The circuit training is prepared by a professional in the area of physical education. In the event of a change in working conditions, it should be taken into account that, in most cases. In this well-organized way through all the muscle groups and with their well-defined objectives, it is possible to achieve the fastest results, be it weight loss training, fat burning, muscle mass gain or simply acquiring physical conditioning.
Characteristics of an Academy Circuit Training
Duration: The training with an accelerated rhythm of 15 to 45 seconds in each station being 15 to 30 seconds of rest between the stations. But on average the person stays around 55 seconds to 1 minute at each station, since the complete circuit does not exceed 30 minutes.
Exercises: The most used in gyms are aerobic exercises alternated with muscle toning exercises: trekking on the mat, bicycles and localized exercises and series with weight, race, ladder, jump rope. There may be variations based on time and repetitions: 2 minutes on tape, 2 minutes working upper limbs, 2 minutes by bike, 2 minutes working lower limbs, etc.
Stations: the devices are called stations and in this mode you can use several types of devices such as, for example, the trampoline, step, transport, dumbbells, ropes, boxing bag, shin guard, mats, among others. When the practitioner goes through all the exercises in the stations the cycle is completed.

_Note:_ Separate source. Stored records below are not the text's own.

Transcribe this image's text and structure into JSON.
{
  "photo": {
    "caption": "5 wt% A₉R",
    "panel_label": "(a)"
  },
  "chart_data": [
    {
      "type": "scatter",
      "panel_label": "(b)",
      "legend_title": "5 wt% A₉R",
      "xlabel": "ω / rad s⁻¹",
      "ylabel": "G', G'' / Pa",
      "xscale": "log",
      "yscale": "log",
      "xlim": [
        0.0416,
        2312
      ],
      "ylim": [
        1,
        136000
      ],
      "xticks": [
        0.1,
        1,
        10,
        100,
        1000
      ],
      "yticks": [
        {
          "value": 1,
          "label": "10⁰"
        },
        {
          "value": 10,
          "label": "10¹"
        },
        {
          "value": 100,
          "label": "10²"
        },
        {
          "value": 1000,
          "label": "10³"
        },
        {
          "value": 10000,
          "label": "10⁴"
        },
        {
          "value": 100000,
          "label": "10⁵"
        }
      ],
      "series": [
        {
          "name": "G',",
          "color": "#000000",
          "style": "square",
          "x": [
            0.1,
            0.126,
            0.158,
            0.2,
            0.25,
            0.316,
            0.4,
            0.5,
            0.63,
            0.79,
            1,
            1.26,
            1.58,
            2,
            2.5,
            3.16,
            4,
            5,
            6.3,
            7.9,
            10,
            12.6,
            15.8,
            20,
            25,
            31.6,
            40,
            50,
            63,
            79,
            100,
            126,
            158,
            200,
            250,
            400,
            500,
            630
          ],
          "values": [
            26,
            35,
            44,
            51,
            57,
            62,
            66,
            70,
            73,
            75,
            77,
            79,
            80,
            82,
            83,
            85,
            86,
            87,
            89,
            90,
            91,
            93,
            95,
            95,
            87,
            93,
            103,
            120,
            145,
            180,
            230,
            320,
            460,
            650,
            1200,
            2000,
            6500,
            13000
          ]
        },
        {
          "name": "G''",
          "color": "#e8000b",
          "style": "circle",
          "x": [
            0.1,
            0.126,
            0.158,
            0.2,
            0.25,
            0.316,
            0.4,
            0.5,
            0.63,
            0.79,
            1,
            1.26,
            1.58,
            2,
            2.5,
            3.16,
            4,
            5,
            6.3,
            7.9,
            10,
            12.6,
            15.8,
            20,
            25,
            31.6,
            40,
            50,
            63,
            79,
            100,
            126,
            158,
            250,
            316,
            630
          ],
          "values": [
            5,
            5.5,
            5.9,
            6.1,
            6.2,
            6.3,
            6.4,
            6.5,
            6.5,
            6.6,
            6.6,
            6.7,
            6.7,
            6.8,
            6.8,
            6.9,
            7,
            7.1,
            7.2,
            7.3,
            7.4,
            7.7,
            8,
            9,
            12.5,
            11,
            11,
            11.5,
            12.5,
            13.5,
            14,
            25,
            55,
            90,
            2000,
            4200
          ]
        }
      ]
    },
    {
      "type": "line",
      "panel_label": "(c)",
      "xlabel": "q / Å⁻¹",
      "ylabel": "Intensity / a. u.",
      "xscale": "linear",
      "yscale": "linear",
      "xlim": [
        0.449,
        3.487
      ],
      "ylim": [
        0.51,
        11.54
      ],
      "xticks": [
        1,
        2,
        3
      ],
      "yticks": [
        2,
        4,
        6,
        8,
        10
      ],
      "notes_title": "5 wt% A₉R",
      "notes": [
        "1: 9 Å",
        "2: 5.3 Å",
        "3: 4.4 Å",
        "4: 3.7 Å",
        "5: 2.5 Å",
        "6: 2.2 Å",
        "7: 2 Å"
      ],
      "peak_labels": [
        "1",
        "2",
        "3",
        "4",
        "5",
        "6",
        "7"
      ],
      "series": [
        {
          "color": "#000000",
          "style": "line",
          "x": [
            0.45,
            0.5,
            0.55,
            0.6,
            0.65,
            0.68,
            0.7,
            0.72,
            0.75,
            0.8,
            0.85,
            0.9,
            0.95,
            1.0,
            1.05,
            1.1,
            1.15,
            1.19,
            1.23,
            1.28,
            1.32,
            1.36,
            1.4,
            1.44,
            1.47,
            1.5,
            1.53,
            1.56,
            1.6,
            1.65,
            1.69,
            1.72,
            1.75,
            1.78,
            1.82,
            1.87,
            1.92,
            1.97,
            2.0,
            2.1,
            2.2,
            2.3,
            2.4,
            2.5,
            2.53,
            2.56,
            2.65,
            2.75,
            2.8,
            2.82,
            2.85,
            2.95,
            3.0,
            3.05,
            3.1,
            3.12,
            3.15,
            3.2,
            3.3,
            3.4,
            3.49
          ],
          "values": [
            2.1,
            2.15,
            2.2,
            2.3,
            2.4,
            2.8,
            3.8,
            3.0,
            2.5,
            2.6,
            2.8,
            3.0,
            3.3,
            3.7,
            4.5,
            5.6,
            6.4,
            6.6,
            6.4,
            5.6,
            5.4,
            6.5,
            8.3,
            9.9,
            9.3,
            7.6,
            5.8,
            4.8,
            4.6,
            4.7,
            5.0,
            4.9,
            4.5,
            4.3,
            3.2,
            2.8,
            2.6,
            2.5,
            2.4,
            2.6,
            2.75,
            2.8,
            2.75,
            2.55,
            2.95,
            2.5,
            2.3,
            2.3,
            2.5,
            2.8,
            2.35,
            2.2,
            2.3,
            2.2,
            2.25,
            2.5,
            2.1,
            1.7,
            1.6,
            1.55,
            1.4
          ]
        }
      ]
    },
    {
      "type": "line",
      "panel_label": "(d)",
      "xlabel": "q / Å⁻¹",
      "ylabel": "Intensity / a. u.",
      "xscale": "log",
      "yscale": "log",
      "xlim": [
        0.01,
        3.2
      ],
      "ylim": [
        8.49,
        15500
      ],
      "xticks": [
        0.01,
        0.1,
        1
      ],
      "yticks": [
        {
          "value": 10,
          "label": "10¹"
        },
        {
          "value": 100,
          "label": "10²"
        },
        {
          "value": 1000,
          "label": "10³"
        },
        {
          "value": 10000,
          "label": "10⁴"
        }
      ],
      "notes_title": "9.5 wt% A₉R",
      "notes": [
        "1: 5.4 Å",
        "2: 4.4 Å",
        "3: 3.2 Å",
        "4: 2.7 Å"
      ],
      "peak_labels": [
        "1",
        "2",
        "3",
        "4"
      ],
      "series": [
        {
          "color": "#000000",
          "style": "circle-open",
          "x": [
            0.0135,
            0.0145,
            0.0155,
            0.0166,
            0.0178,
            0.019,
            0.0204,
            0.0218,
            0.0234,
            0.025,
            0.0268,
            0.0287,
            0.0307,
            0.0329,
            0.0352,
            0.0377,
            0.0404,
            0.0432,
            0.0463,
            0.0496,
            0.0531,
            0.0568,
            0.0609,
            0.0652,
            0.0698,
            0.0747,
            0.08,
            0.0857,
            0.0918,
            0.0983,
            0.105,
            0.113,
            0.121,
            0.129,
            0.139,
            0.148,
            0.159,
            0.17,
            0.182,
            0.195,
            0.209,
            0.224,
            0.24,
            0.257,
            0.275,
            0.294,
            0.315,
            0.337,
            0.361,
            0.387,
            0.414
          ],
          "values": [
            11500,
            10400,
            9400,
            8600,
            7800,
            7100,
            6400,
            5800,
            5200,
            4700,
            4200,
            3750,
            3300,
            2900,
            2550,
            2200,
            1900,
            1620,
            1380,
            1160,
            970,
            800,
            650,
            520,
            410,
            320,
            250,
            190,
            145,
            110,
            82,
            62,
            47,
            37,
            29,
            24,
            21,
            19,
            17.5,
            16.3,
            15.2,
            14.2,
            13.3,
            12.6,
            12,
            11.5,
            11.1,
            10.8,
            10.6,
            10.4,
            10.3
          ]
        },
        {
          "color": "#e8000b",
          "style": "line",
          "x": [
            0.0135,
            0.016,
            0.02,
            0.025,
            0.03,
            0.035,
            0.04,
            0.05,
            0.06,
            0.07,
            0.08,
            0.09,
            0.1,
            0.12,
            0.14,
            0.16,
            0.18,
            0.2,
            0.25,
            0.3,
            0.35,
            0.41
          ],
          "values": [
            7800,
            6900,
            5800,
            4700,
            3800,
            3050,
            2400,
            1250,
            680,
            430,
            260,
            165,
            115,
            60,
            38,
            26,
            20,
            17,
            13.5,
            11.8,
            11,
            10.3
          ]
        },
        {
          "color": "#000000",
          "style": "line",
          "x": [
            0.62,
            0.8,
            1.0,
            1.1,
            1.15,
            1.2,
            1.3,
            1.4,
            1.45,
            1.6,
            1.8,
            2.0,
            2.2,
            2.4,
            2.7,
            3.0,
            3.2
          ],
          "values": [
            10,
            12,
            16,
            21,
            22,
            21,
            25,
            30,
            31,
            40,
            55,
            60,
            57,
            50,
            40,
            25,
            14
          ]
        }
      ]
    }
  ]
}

Advantages of training in the Academy circuit
It combines dynamic and rapid physical exercises that work all regions of the body in aerobic and anaerobic modalities, more efficiently thus favoring a combination of weight loss training, ideal for burning calories during and after activities, so it maintains the high heart rate,
The increase in caloric expenditure reduces the percentage of fat. In addition, the body spends many calories to recover from micro-injuries while resting, at the same time, when there is an increase in muscle mass.
It can be adapted to anyone as several types of physical exercises can be used. As there are practically no intervals to rest the exercises are very easy to execute. The loads can be moderate and varied, as well as the intensity of the series all according to the physical condition of the student.
It increases muscular endurance due to the rhythm with which the muscles are used, being able to perform muscular work for a long time.
Improves strength, balance, coordination and agility;
It offers the possibility of varying the exercises, such as inclusion, alteration or • The physical exercises are intense and performed in consecutive consecutive intervals with intervals scheduled for rest and recovery between seasons or series, the restrictions remain due to the coexistence of people who They have spinal problems or pain in the installments. In this case, teachers can make adaptations to serve these students with all the security and benefits that this activity offers.
The disadvantage for those who practice this modality in gyms using the devices is the possibility of being interrupted by someone during the training sequence, although the rotation of exercises in the devices is large. In circuit training activities should be practiced two to three times a week on alternate days, allied to a correct diet.
Good hydration as well as adequate rest time, to achieve the fastest goals.